At that point, the conversation shifted to the notion of objectivity.

Estiloz recounted an experience where he was assigned to cover a high school teacher getting beaten by a student’s father. The parent landed only about one or two full punches, but when Estiloz and his news editor were writing the script, Estiloz realized she was trying to sensationalize the story, using phrases like “going berserk.”

“You know they try to sensationalize everything because they want the ratings; they want to be the first ones to report it,” he said. “But, dammit, take your time and don’t compromise the integrity of objectivity with smaller events such as this.”

Varela said the notion of objectivity is a construct to keep underrepresented voices in check when the stories address systemic issues that might directly affect the identity and community of the journalist covering it.

“Let’s say I’m covering the deportations under either the Obama or the Trump administrations,” Varela said. “Do I really need to hear the other side? If I ask the [Immigration and Customs Enforcement] agents, their job is to cover it up.

“When it comes to deep-rooted issues of minority communities, objectivity is going to serve no one but the ones who are enacting and trying to shelter the suppression,” he said.

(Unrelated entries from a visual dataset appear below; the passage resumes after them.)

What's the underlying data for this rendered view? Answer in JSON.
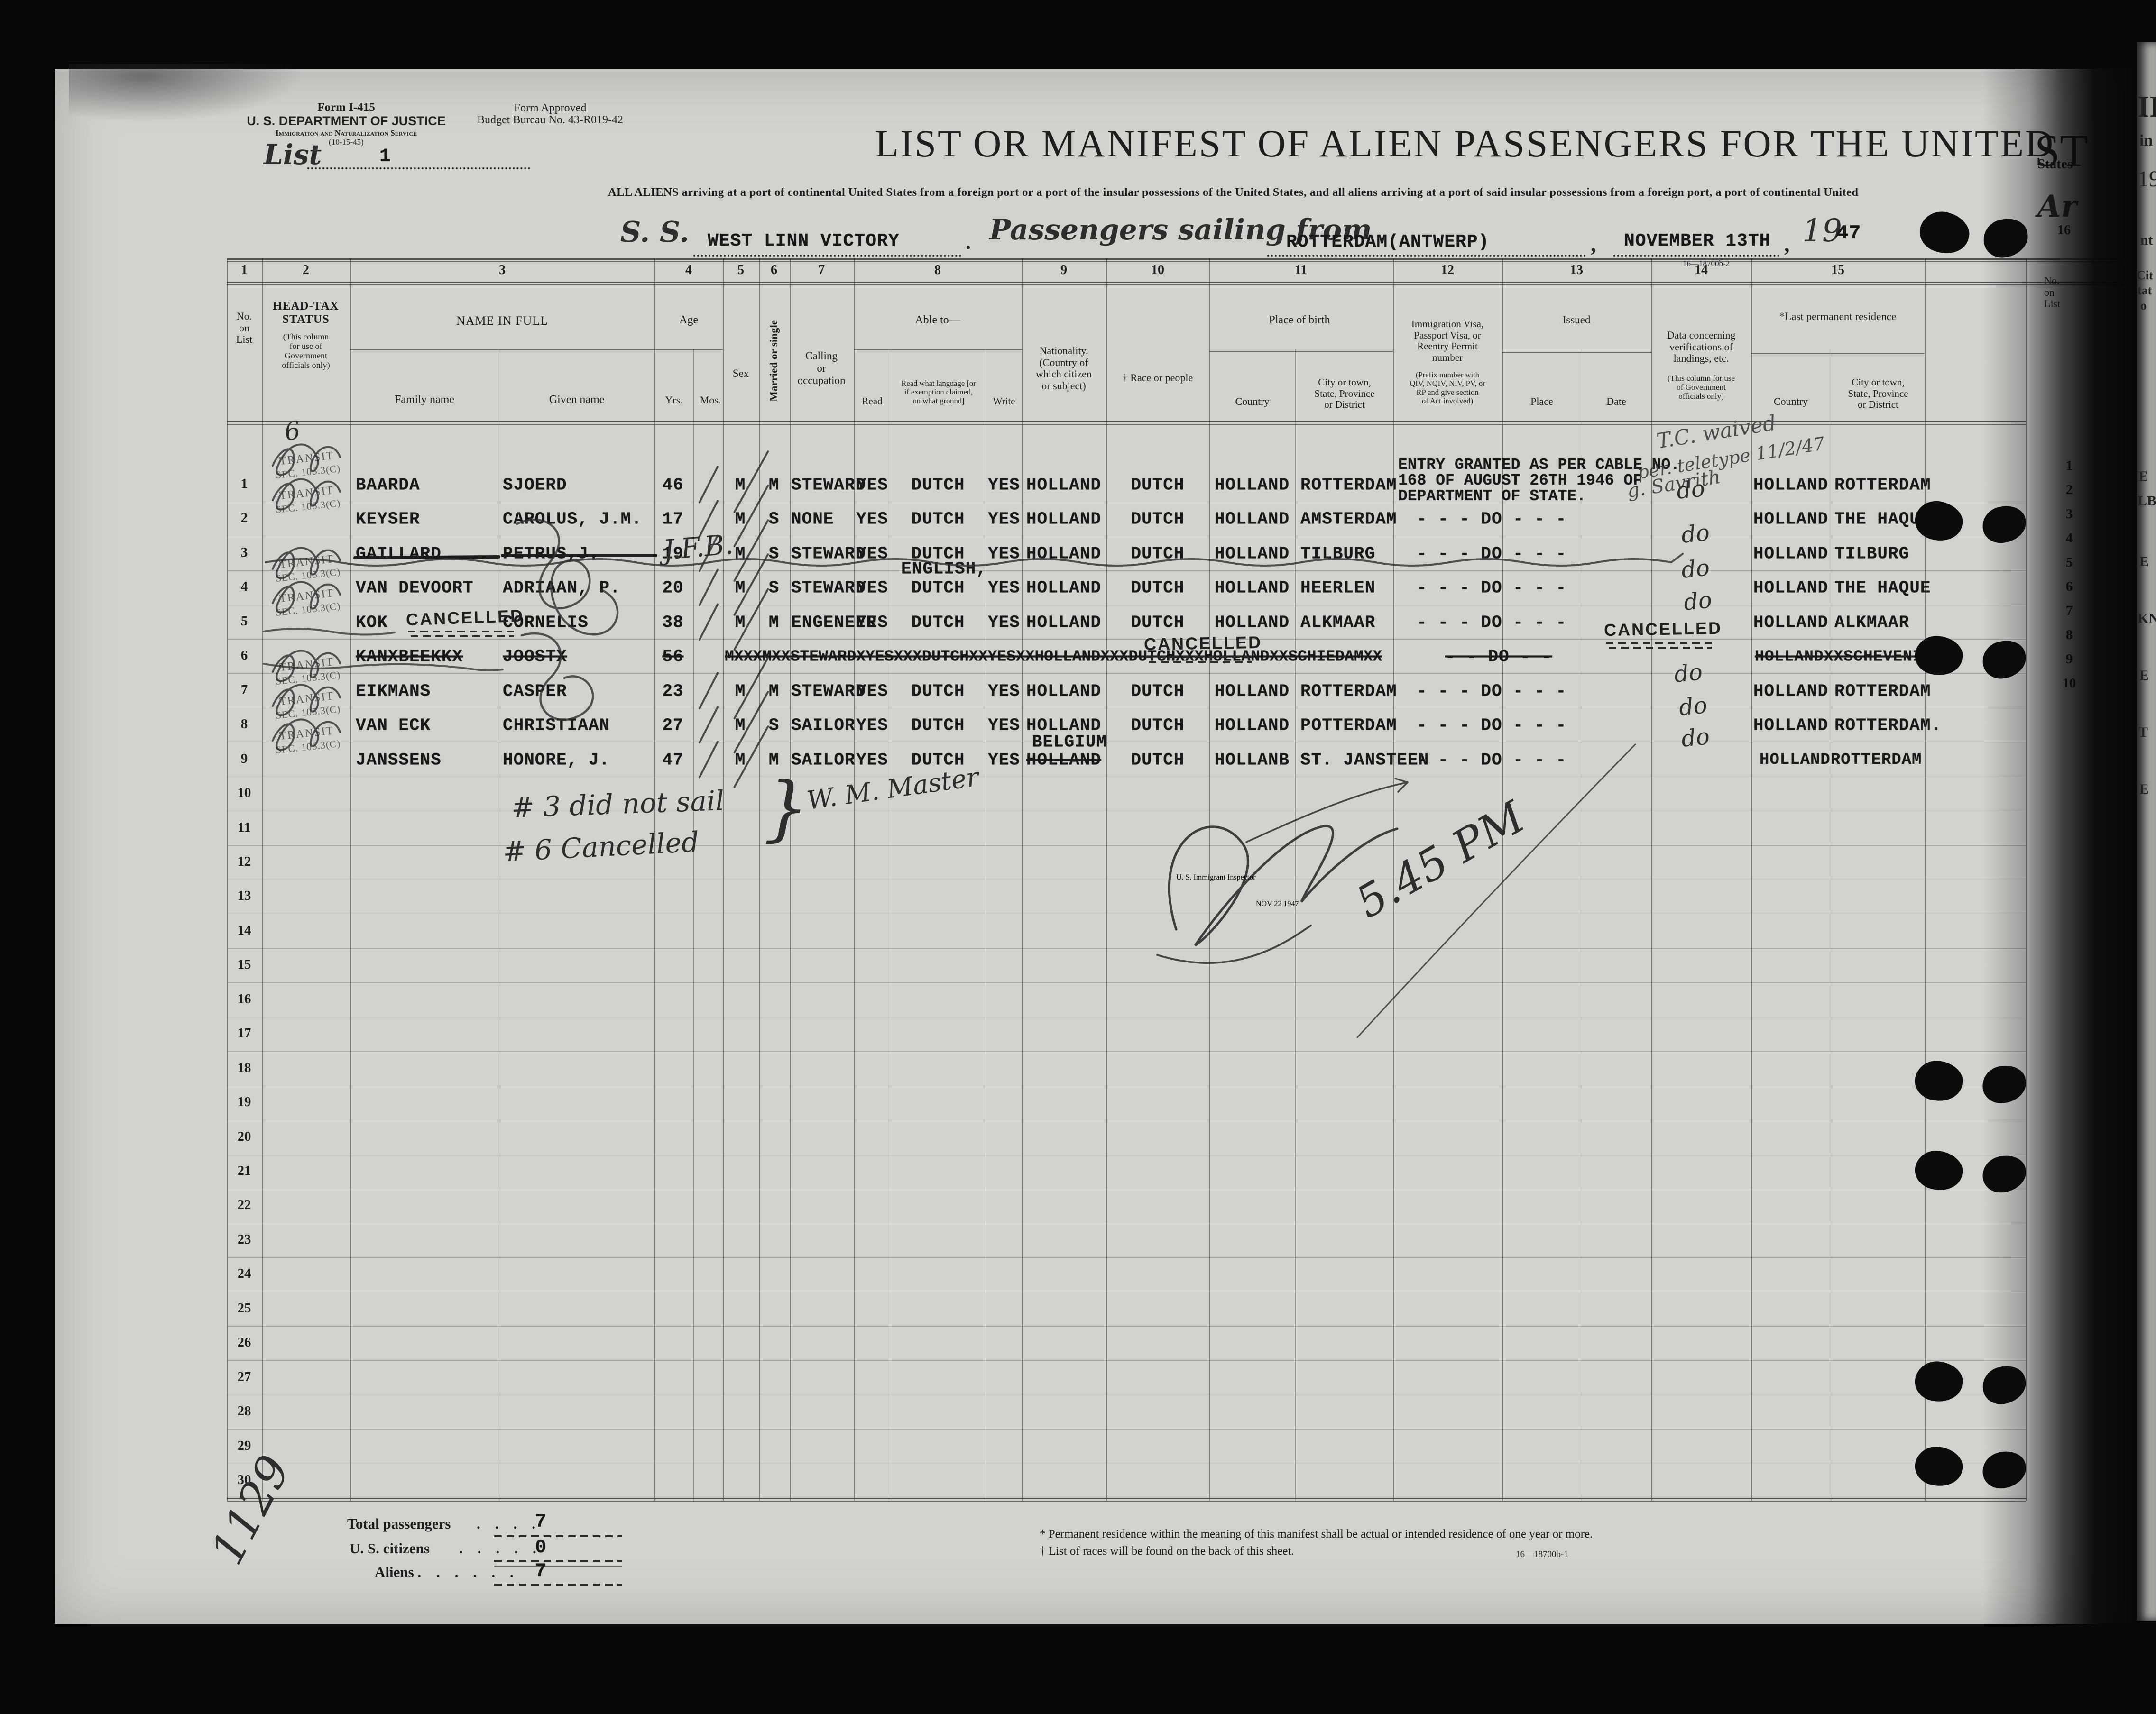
{
  "form": {
    "form_number": "Form I-415",
    "department": "U. S. DEPARTMENT OF JUSTICE",
    "service": "Immigration and Naturalization Service",
    "revision": "(10-15-45)",
    "approved_line1": "Form Approved",
    "approved_line2": "Budget Bureau No. 43-R019-42",
    "list_label": "List",
    "list_number": "1"
  },
  "title": {
    "main": "LIST OR MANIFEST OF ALIEN PASSENGERS FOR THE UNITED",
    "subtitle": "ALL ALIENS arriving at a port of continental United States from a foreign port or a port of the insular possessions of the United States, and all aliens arriving at a port of said insular possessions from a foreign port, a port of continental United"
  },
  "ship_line": {
    "ss_label": "S. S.",
    "ship_name": "WEST LINN VICTORY",
    "period": ".",
    "sailing_label": "Passengers sailing from",
    "port": "ROTTERDAM(ANTWERP)",
    "comma1": ",",
    "date": "NOVEMBER 13TH",
    "comma2": ",",
    "year_prefix": "19",
    "year_suffix": "47",
    "print_code": "16—18700b-2"
  },
  "table": {
    "col_numbers": [
      "1",
      "2",
      "3",
      "4",
      "5",
      "6",
      "7",
      "8",
      "9",
      "10",
      "11",
      "12",
      "13",
      "14",
      "15",
      "16"
    ],
    "headers": {
      "no_on_list": "No.\non\nList",
      "head_tax_title": "HEAD-TAX\nSTATUS",
      "head_tax_note": "(This column\nfor use of\nGovernment\nofficials only)",
      "name_in_full": "NAME IN FULL",
      "family": "Family name",
      "given": "Given name",
      "age": "Age",
      "yrs": "Yrs.",
      "mos": "Mos.",
      "sex": "Sex",
      "married": "Married or single",
      "calling": "Calling\nor\noccupation",
      "able_to": "Able to—",
      "read": "Read",
      "read_lang": "Read what language [or\nif exemption claimed,\non what ground]",
      "write": "Write",
      "nationality": "Nationality.\n(Country of\nwhich citizen\nor subject)",
      "race": "† Race or people",
      "birth": "Place of birth",
      "country": "Country",
      "city": "City or town,\nState, Province\nor District",
      "visa": "Immigration Visa,\nPassport Visa, or\nReentry Permit\nnumber",
      "visa_note": "(Prefix number with\nQIV, NQIV, NIV, PV, or\nRP and give section\nof Act involved)",
      "issued": "Issued",
      "place": "Place",
      "date": "Date",
      "verif": "Data concerning\nverifications of\nlandings, etc.",
      "verif_note": "(This column for use\nof Government\nofficials only)",
      "last_res": "*Last permanent residence"
    },
    "rows": [
      {
        "no": "1",
        "family": "BAARDA",
        "given": "SJOERD",
        "yrs": "46",
        "sex": "M",
        "married": "M",
        "calling": "STEWARD",
        "read": "YES",
        "language": "DUTCH",
        "write": "YES",
        "nationality": "HOLLAND",
        "race": "DUTCH",
        "birth_country": "HOLLAND",
        "birth_city": "ROTTERDAM",
        "visa": "ENTRY GRANTED AS PER CABLE NO.\n168 OF AUGUST 26TH 1946 OF\nDEPARTMENT OF STATE.",
        "res_country": "HOLLAND",
        "res_city": "ROTTERDAM"
      },
      {
        "no": "2",
        "family": "KEYSER",
        "given": "CAROLUS, J.M.",
        "yrs": "17",
        "sex": "M",
        "married": "S",
        "calling": "NONE",
        "read": "YES",
        "language": "DUTCH",
        "write": "YES",
        "nationality": "HOLLAND",
        "race": "DUTCH",
        "birth_country": "HOLLAND",
        "birth_city": "AMSTERDAM",
        "visa": "- - - DO - - -",
        "res_country": "HOLLAND",
        "res_city": "THE HAQUE"
      },
      {
        "no": "3",
        "family": "GAILLARD",
        "given": "PETRUS,J.",
        "yrs": "19",
        "sex": "M",
        "married": "S",
        "calling": "STEWARD",
        "read": "YES",
        "language": "DUTCH",
        "write": "YES",
        "nationality": "HOLLAND",
        "race": "DUTCH",
        "birth_country": "HOLLAND",
        "birth_city": "TILBURG",
        "visa": "- - - DO - - -",
        "res_country": "HOLLAND",
        "res_city": "TILBURG"
      },
      {
        "no": "4",
        "family": "VAN DEVOORT",
        "given": "ADRIAAN, P.",
        "yrs": "20",
        "sex": "M",
        "married": "S",
        "calling": "STEWARD",
        "read": "YES",
        "language_extra": "ENGLISH,",
        "language": "DUTCH",
        "write": "YES",
        "nationality": "HOLLAND",
        "race": "DUTCH",
        "birth_country": "HOLLAND",
        "birth_city": "HEERLEN",
        "visa": "- - - DO - - -",
        "res_country": "HOLLAND",
        "res_city": "THE HAQUE"
      },
      {
        "no": "5",
        "family": "KOK",
        "given": "CORNELIS",
        "yrs": "38",
        "sex": "M",
        "married": "M",
        "calling": "ENGENEER",
        "read": "YES",
        "language": "DUTCH",
        "write": "YES",
        "nationality": "HOLLAND",
        "race": "DUTCH",
        "birth_country": "HOLLAND",
        "birth_city": "ALKMAAR",
        "visa": "- - - DO - - -",
        "res_country": "HOLLAND",
        "res_city": "ALKMAAR"
      },
      {
        "no": "6",
        "family": "KANXBEEKKX",
        "given": "JOOSTX",
        "yrs": "56",
        "merged": "MXXXMXXSTEWARDXYESXXXDUTCHXXYESXXHOLLANDXXXDUTCHXXXHOLLANDXXSCHIEDAMXX",
        "visa": "- - DO - -",
        "res_combined": "HOLLANDXXSCHEVENINGEN"
      },
      {
        "no": "7",
        "family": "EIKMANS",
        "given": "CASPER",
        "yrs": "23",
        "sex": "M",
        "married": "M",
        "calling": "STEWARD",
        "read": "YES",
        "language": "DUTCH",
        "write": "YES",
        "nationality": "HOLLAND",
        "race": "DUTCH",
        "birth_country": "HOLLAND",
        "birth_city": "ROTTERDAM",
        "visa": "- - - DO - - -",
        "res_country": "HOLLAND",
        "res_city": "ROTTERDAM"
      },
      {
        "no": "8",
        "family": "VAN ECK",
        "given": "CHRISTIAAN",
        "yrs": "27",
        "sex": "M",
        "married": "S",
        "calling": "SAILOR",
        "read": "YES",
        "language": "DUTCH",
        "write": "YES",
        "nationality": "HOLLAND",
        "race": "DUTCH",
        "birth_country": "HOLLAND",
        "birth_city": "POTTERDAM",
        "visa": "- - - DO - - -",
        "res_country": "HOLLAND",
        "res_city": "ROTTERDAM."
      },
      {
        "no": "9",
        "family": "JANSSENS",
        "given": "HONORE, J.",
        "yrs": "47",
        "sex": "M",
        "married": "M",
        "calling": "SAILOR",
        "read": "YES",
        "language": "DUTCH",
        "write": "YES",
        "nationality_extra": "BELGIUM",
        "nationality": "HOLLAND",
        "race": "DUTCH",
        "birth_country": "HOLLANB",
        "birth_city": "ST. JANSTEEN",
        "visa": "- - - DO - - -",
        "res_combined": "HOLLANDROTTERDAM"
      }
    ],
    "row_labels": [
      "1",
      "2",
      "3",
      "4",
      "5",
      "6",
      "7",
      "8",
      "9",
      "10",
      "11",
      "12",
      "13",
      "14",
      "15",
      "16",
      "17",
      "18",
      "19",
      "20",
      "21",
      "22",
      "23",
      "24",
      "25",
      "26",
      "27",
      "28",
      "29",
      "30"
    ]
  },
  "stamps": {
    "transit1": "TRANSIT",
    "transit2": "SEC. 105.3(C)",
    "cancelled": "CANCELLED"
  },
  "annotations": {
    "hw_six": "6",
    "jfb": "J.F.B.",
    "note_3": "# 3 did not sail",
    "note_6": "# 6 Cancelled",
    "brace": "}",
    "master_sig": "W. M. Master",
    "tc1": "T.C. waived",
    "tc2": "per. teletype 11/2/47",
    "tc3": "g. Savrith",
    "do_mark": "do",
    "inspector_stamp": "U. S. Immigrant Inspector",
    "date_stamp": "NOV 22 1947",
    "time_note": "5.45 PM",
    "page_number": "1129"
  },
  "totals": {
    "rows": [
      {
        "label": "Total passengers",
        "dots": ".    .    .    .",
        "value": "7"
      },
      {
        "label": "U. S. citizens",
        "dots": ".    .    .    .    .",
        "value": "0"
      },
      {
        "label": "Aliens .",
        "dots": ".    .    .    .    .",
        "value": "7"
      }
    ]
  },
  "footnotes": {
    "star": "* Permanent residence within the meaning of this manifest shall be actual or intended residence of one year or more.",
    "dagger": "† List of races will be found on the back of this sheet.",
    "print_code": "16—18700b-1"
  },
  "fragments": {
    "st": "ST",
    "states": "States",
    "ar": "Ar",
    "col16": "16",
    "no_on_list": "No.\non\nList",
    "right_rows": [
      "1",
      "2",
      "3",
      "4",
      "5",
      "6",
      "7",
      "8",
      "9",
      "10"
    ],
    "sliver": [
      "II",
      "in",
      "19",
      "nt",
      "Cit",
      "tat",
      "o",
      "E",
      "LB",
      "E",
      "KN",
      "E",
      "T",
      "E"
    ]
  }
}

Samantha Avalos ’19, a Journalism major and director of WEBN, said she appreciated what Varela had to say about developing an ethic of nonstop writing and editing, and that though a multimedia journalist could start locally, they could also start on national digital media outlets if they’ve managed to amass bylines through independent outlets.

“It was something that genuinely got me thinking, like the dichotomy of a journalist starting in the local scene, as opposed to a journalist, if they have enough clips and bylines under their belt, starting out at an outlet like VICE, Splinter, the Huffington Post,” Avalos said.

NAHJ-Emerson President Jacqueline Menjivar 19, also a Journalism major, said she hoped the audience was able to take something away from the evening.

“Hopefully, we could be to the next generation of Hispanic journalists, and to journalists of color overall, what Tim was to Pedro DeJesus. That’s kind of why we’re here—to hopefully become the space that we rarely saw,” she said.